A Heat and Buildings Strategy that can empower customers is also needed, it continued, delivering market certainty and customer choice of technologies like heat-pumps and hydrogen-ready boilers, which can be rolled out through the 2020s.
There is a particular focus on the need for more work to decarbonise the heating sector, with the Environmental Audit Committee condemning government investment in the area as being “woefully inadequate” earlier this year. The Green Homes Grant – a scheme which helped fund heat pumps amongst other technologies – was also shuttered early, in a move that was largely condemned.

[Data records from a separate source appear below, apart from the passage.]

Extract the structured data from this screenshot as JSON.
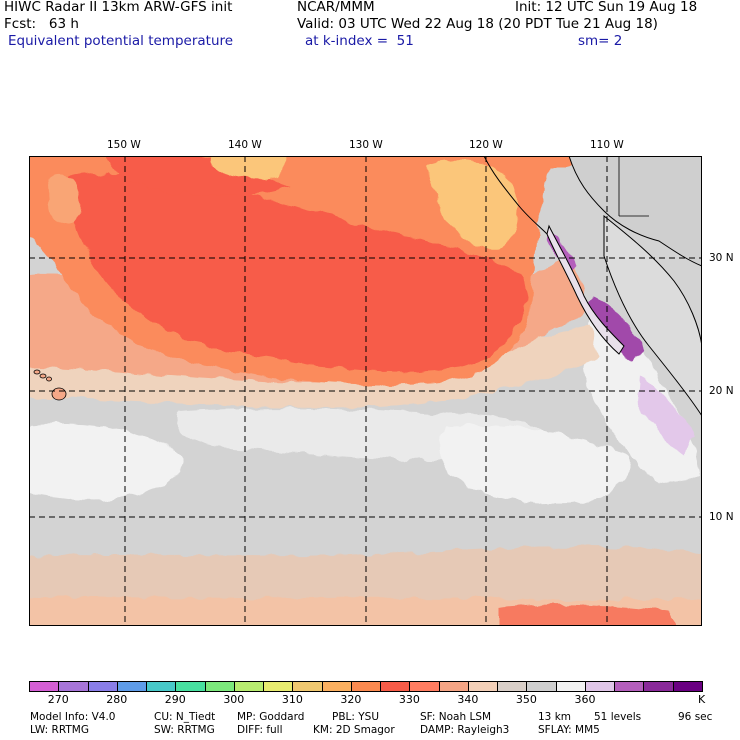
{
  "header": {
    "line1_left": "HIWC Radar II 13km ARW-GFS init",
    "line1_mid": "NCAR/MMM",
    "line1_right": "Init: 12 UTC Sun 19 Aug 18",
    "line2_left": "Fcst:   63 h",
    "line2_mid": "Valid: 03 UTC Wed 22 Aug 18 (20 PDT Tue 21 Aug 18)",
    "line3_left": "Equivalent potential temperature",
    "line3_mid": "at k-index =  51",
    "line3_right": "sm= 2"
  },
  "map": {
    "lon_labels": [
      "150 W",
      "140 W",
      "130 W",
      "120 W",
      "110 W"
    ],
    "lat_labels": [
      "30 N",
      "20 N",
      "10 N"
    ]
  },
  "colorbar": {
    "colors": [
      "#d45fd4",
      "#a775d8",
      "#8a7ee8",
      "#5f9ce8",
      "#48c8c8",
      "#48e0a0",
      "#7ce87c",
      "#b8ec70",
      "#e8ec70",
      "#f0c870",
      "#fbb060",
      "#fb8a50",
      "#f75c48",
      "#ff7d61",
      "#f5a585",
      "#f3d0b8",
      "#d9cfc8",
      "#cfcfcf",
      "#f2f2f2",
      "#e0c6e8",
      "#b45fbc",
      "#8a2a9a",
      "#6a0082"
    ],
    "labels": [
      "270",
      "280",
      "290",
      "300",
      "310",
      "320",
      "330",
      "340",
      "350",
      "360"
    ],
    "unit": "K"
  },
  "footer": {
    "line1": [
      "Model Info: V4.0",
      "CU: N_Tiedt",
      "MP: Goddard",
      "PBL: YSU",
      "SF: Noah LSM",
      "13 km",
      "51 levels",
      "96 sec"
    ],
    "line2": [
      "LW: RRTMG",
      "SW: RRTMG",
      "DIFF: full",
      "KM: 2D Smagor",
      "DAMP: Rayleigh3",
      "SFLAY: MM5"
    ]
  }
}
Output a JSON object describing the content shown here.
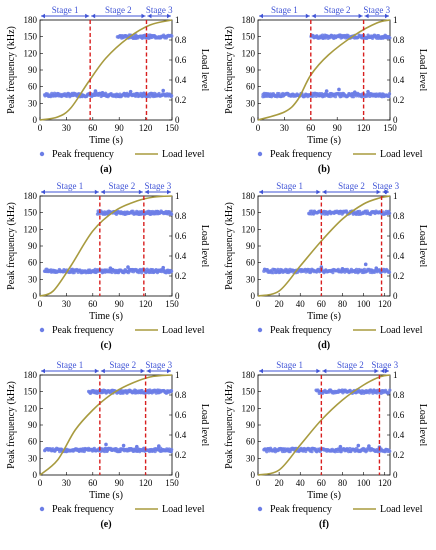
{
  "legend": {
    "peak": "Peak frequency",
    "load": "Load level"
  },
  "colors": {
    "peak": "#6c7ee6",
    "load": "#a89b3f",
    "stage": "#d81f1f",
    "arrow": "#3f53d6"
  },
  "panels": [
    {
      "label": "(a)",
      "stages": [
        "Stage 1",
        "Stage 2",
        "Stage 3"
      ],
      "chart_data": {
        "type": "scatter",
        "xlabel": "Time (s)",
        "ylabel": "Peak frequency (kHz)",
        "y2label": "Load level",
        "xlim": [
          0,
          150
        ],
        "xticks": [
          0,
          30,
          60,
          90,
          120,
          150
        ],
        "ylim": [
          0,
          180
        ],
        "yticks": [
          0,
          30,
          60,
          90,
          120,
          150,
          180
        ],
        "y2lim": [
          0,
          1
        ],
        "y2ticks": [
          0,
          0.2,
          0.4,
          0.6,
          0.8,
          1
        ],
        "boundaries": [
          57,
          121
        ],
        "series": [
          {
            "name": "Peak frequency",
            "bands": [
              {
                "x": [
                  5,
                  150
                ],
                "y": 45
              },
              {
                "x": [
                  88,
                  150
                ],
                "y": 150
              }
            ],
            "extra": [
              [
                63,
                52
              ],
              [
                71,
                49
              ],
              [
                103,
                51
              ],
              [
                118,
                48
              ],
              [
                140,
                53
              ]
            ]
          },
          {
            "name": "Load level",
            "load": [
              [
                0,
                0
              ],
              [
                20,
                0.03
              ],
              [
                35,
                0.12
              ],
              [
                55,
                0.38
              ],
              [
                75,
                0.62
              ],
              [
                100,
                0.82
              ],
              [
                125,
                0.95
              ],
              [
                150,
                1
              ]
            ]
          }
        ]
      }
    },
    {
      "label": "(b)",
      "stages": [
        "Stage 1",
        "Stage 2",
        "Stage 3"
      ],
      "chart_data": {
        "type": "scatter",
        "xlabel": "Time (s)",
        "ylabel": "Peak frequency (kHz)",
        "y2label": "Load level",
        "xlim": [
          0,
          150
        ],
        "xticks": [
          0,
          30,
          60,
          90,
          120,
          150
        ],
        "ylim": [
          0,
          180
        ],
        "yticks": [
          0,
          30,
          60,
          90,
          120,
          150,
          180
        ],
        "y2lim": [
          0,
          1
        ],
        "y2ticks": [
          0,
          0.2,
          0.4,
          0.6,
          0.8,
          1
        ],
        "boundaries": [
          60,
          120
        ],
        "series": [
          {
            "name": "Peak frequency",
            "bands": [
              {
                "x": [
                  5,
                  150
                ],
                "y": 45
              },
              {
                "x": [
                  60,
                  150
                ],
                "y": 150
              }
            ],
            "extra": [
              [
                78,
                52
              ],
              [
                92,
                55
              ],
              [
                110,
                50
              ],
              [
                125,
                51
              ]
            ]
          },
          {
            "name": "Load level",
            "load": [
              [
                0,
                0
              ],
              [
                30,
                0.08
              ],
              [
                45,
                0.2
              ],
              [
                60,
                0.45
              ],
              [
                80,
                0.65
              ],
              [
                110,
                0.85
              ],
              [
                135,
                0.97
              ],
              [
                150,
                1
              ]
            ]
          }
        ]
      }
    },
    {
      "label": "(c)",
      "stages": [
        "Stage 1",
        "Stage 2",
        "Stage 3"
      ],
      "chart_data": {
        "type": "scatter",
        "xlabel": "Time (s)",
        "ylabel": "Peak frequency (kHz)",
        "y2label": "Load level",
        "xlim": [
          0,
          150
        ],
        "xticks": [
          0,
          30,
          60,
          90,
          120,
          150
        ],
        "ylim": [
          0,
          180
        ],
        "yticks": [
          0,
          30,
          60,
          90,
          120,
          150,
          180
        ],
        "y2lim": [
          0,
          1
        ],
        "y2ticks": [
          0,
          0.2,
          0.4,
          0.6,
          0.8,
          1
        ],
        "boundaries": [
          68,
          118
        ],
        "series": [
          {
            "name": "Peak frequency",
            "bands": [
              {
                "x": [
                  5,
                  150
                ],
                "y": 45
              },
              {
                "x": [
                  65,
                  150
                ],
                "y": 150
              }
            ],
            "extra": [
              [
                80,
                50
              ],
              [
                100,
                52
              ],
              [
                140,
                51
              ]
            ]
          },
          {
            "name": "Load level",
            "load": [
              [
                0,
                0
              ],
              [
                15,
                0.05
              ],
              [
                35,
                0.3
              ],
              [
                60,
                0.65
              ],
              [
                85,
                0.85
              ],
              [
                110,
                0.95
              ],
              [
                130,
                0.99
              ],
              [
                150,
                1
              ]
            ]
          }
        ]
      }
    },
    {
      "label": "(d)",
      "stages": [
        "Stage 1",
        "Stage 2",
        "Stage 3"
      ],
      "chart_data": {
        "type": "scatter",
        "xlabel": "Time (s)",
        "ylabel": "Peak frequency (kHz)",
        "y2label": "Load level",
        "xlim": [
          0,
          125
        ],
        "xticks": [
          0,
          20,
          40,
          60,
          80,
          100,
          120
        ],
        "ylim": [
          0,
          180
        ],
        "yticks": [
          0,
          30,
          60,
          90,
          120,
          150,
          180
        ],
        "y2lim": [
          0,
          1
        ],
        "y2ticks": [
          0,
          0.2,
          0.4,
          0.6,
          0.8,
          1
        ],
        "boundaries": [
          60,
          117
        ],
        "series": [
          {
            "name": "Peak frequency",
            "bands": [
              {
                "x": [
                  5,
                  125
                ],
                "y": 45
              },
              {
                "x": [
                  48,
                  125
                ],
                "y": 150
              }
            ],
            "extra": [
              [
                60,
                52
              ],
              [
                80,
                49
              ],
              [
                102,
                57
              ],
              [
                112,
                50
              ]
            ]
          },
          {
            "name": "Load level",
            "load": [
              [
                0,
                0
              ],
              [
                20,
                0.05
              ],
              [
                40,
                0.3
              ],
              [
                60,
                0.55
              ],
              [
                80,
                0.77
              ],
              [
                100,
                0.92
              ],
              [
                115,
                0.98
              ],
              [
                125,
                1
              ]
            ]
          }
        ]
      }
    },
    {
      "label": "(e)",
      "stages": [
        "Stage 1",
        "Stage 2",
        "Stage 3"
      ],
      "chart_data": {
        "type": "scatter",
        "xlabel": "Time (s)",
        "ylabel": "Peak frequency (kHz)",
        "y2label": "Load level",
        "xlim": [
          0,
          150
        ],
        "xticks": [
          0,
          30,
          60,
          90,
          120,
          150
        ],
        "ylim": [
          0,
          180
        ],
        "yticks": [
          0,
          30,
          60,
          90,
          120,
          150,
          180
        ],
        "y2lim": [
          0,
          1
        ],
        "y2ticks": [
          0,
          0.2,
          0.4,
          0.6,
          0.8,
          1
        ],
        "boundaries": [
          68,
          120
        ],
        "series": [
          {
            "name": "Peak frequency",
            "bands": [
              {
                "x": [
                  5,
                  150
                ],
                "y": 45
              },
              {
                "x": [
                  55,
                  150
                ],
                "y": 150
              }
            ],
            "extra": [
              [
                75,
                55
              ],
              [
                95,
                53
              ],
              [
                110,
                51
              ],
              [
                135,
                52
              ]
            ]
          },
          {
            "name": "Load level",
            "load": [
              [
                0,
                0
              ],
              [
                20,
                0.15
              ],
              [
                40,
                0.45
              ],
              [
                60,
                0.65
              ],
              [
                80,
                0.8
              ],
              [
                100,
                0.9
              ],
              [
                125,
                0.98
              ],
              [
                150,
                1
              ]
            ]
          }
        ]
      }
    },
    {
      "label": "(f)",
      "stages": [
        "Stage 1",
        "Stage 2",
        "Stage 3"
      ],
      "chart_data": {
        "type": "scatter",
        "xlabel": "Time (s)",
        "ylabel": "Peak frequency (kHz)",
        "y2label": "Load level",
        "xlim": [
          0,
          125
        ],
        "xticks": [
          0,
          20,
          40,
          60,
          80,
          100,
          120
        ],
        "ylim": [
          0,
          180
        ],
        "yticks": [
          0,
          30,
          60,
          90,
          120,
          150,
          180
        ],
        "y2lim": [
          0,
          1
        ],
        "y2ticks": [
          0,
          0.2,
          0.4,
          0.6,
          0.8,
          1
        ],
        "boundaries": [
          60,
          115
        ],
        "series": [
          {
            "name": "Peak frequency",
            "bands": [
              {
                "x": [
                  5,
                  125
                ],
                "y": 45
              },
              {
                "x": [
                  55,
                  125
                ],
                "y": 150
              }
            ],
            "extra": [
              [
                78,
                51
              ],
              [
                95,
                53
              ],
              [
                105,
                52
              ],
              [
                115,
                50
              ]
            ]
          },
          {
            "name": "Load level",
            "load": [
              [
                0,
                0
              ],
              [
                20,
                0.05
              ],
              [
                40,
                0.3
              ],
              [
                60,
                0.55
              ],
              [
                80,
                0.75
              ],
              [
                100,
                0.9
              ],
              [
                115,
                0.98
              ],
              [
                125,
                1
              ]
            ]
          }
        ]
      }
    }
  ]
}
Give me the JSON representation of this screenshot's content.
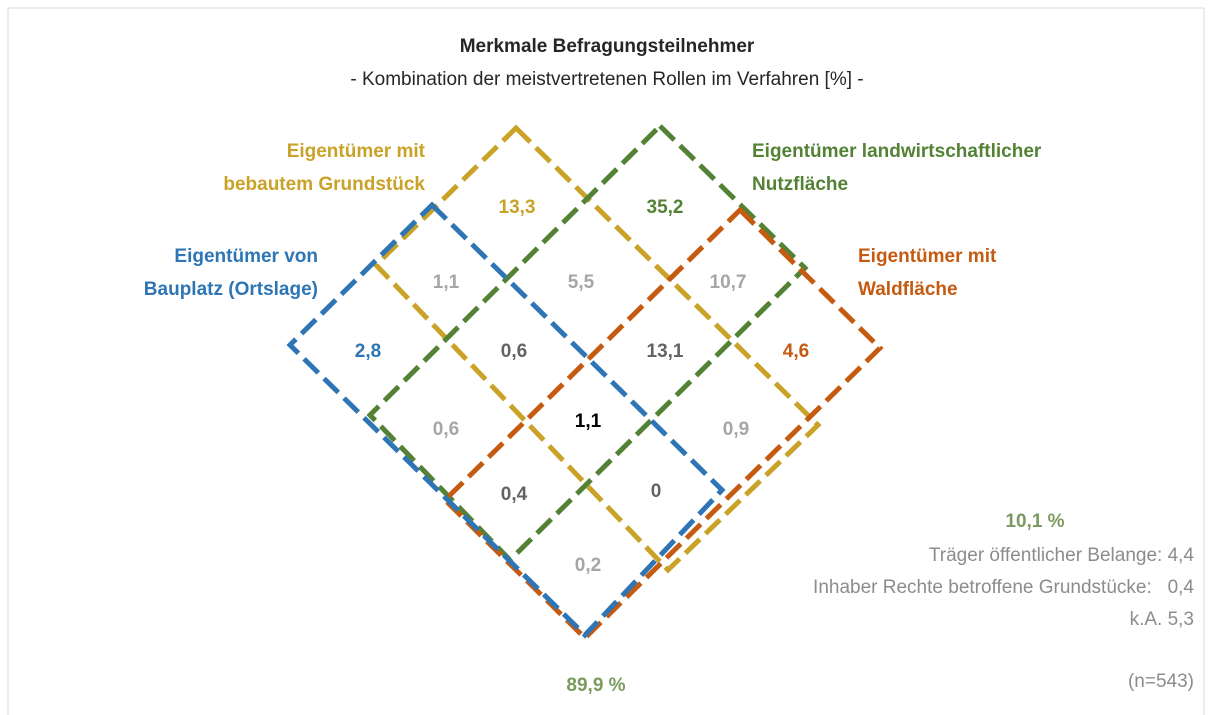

Beyond these points, the group of energy associations have called for a Just Transition Strategy that would work to maximise the employment opportunities of Net Zero, through bringing together schemes like The North Sea Transition Deal.
Strategic investment ahead of need is also required in the least risk technologies and infrastructure, as well as a regulator with a clear mandate for action on climate change to support decarbonisation throughout the value chain.
Finally, the group which includes; Association for Renewable Energy and Clean Technology, BEAMA, Energy UK, Energy & Utilities Alliance, Nuclear Industry Association, Renewable UK, Scottish Renewables and Solar Energy UK, have called for a UK Net Zero Strategy focused on key sectors and what they can deliver throughout the 2020s.
As COP26 approaches – with the global climate change convention set to be held in Glasgow in November – there is “little question over the UK’s ambition on climate change”, said David Smith, chief executive of Energy Networks Association, but now there needs to be a focus on delivery.
“The UK’s energy industry has done the heavy lifting so far and has tangible plans to not only fully decarbonise power, but also support the decarbonisation of heat, transportation and industry – plans which we want to work with government to deliver.
“The energy networks are at the heart of unlocking this green growth, turning climate plans into climate action and helping to provide a cleaner, greener future for all.”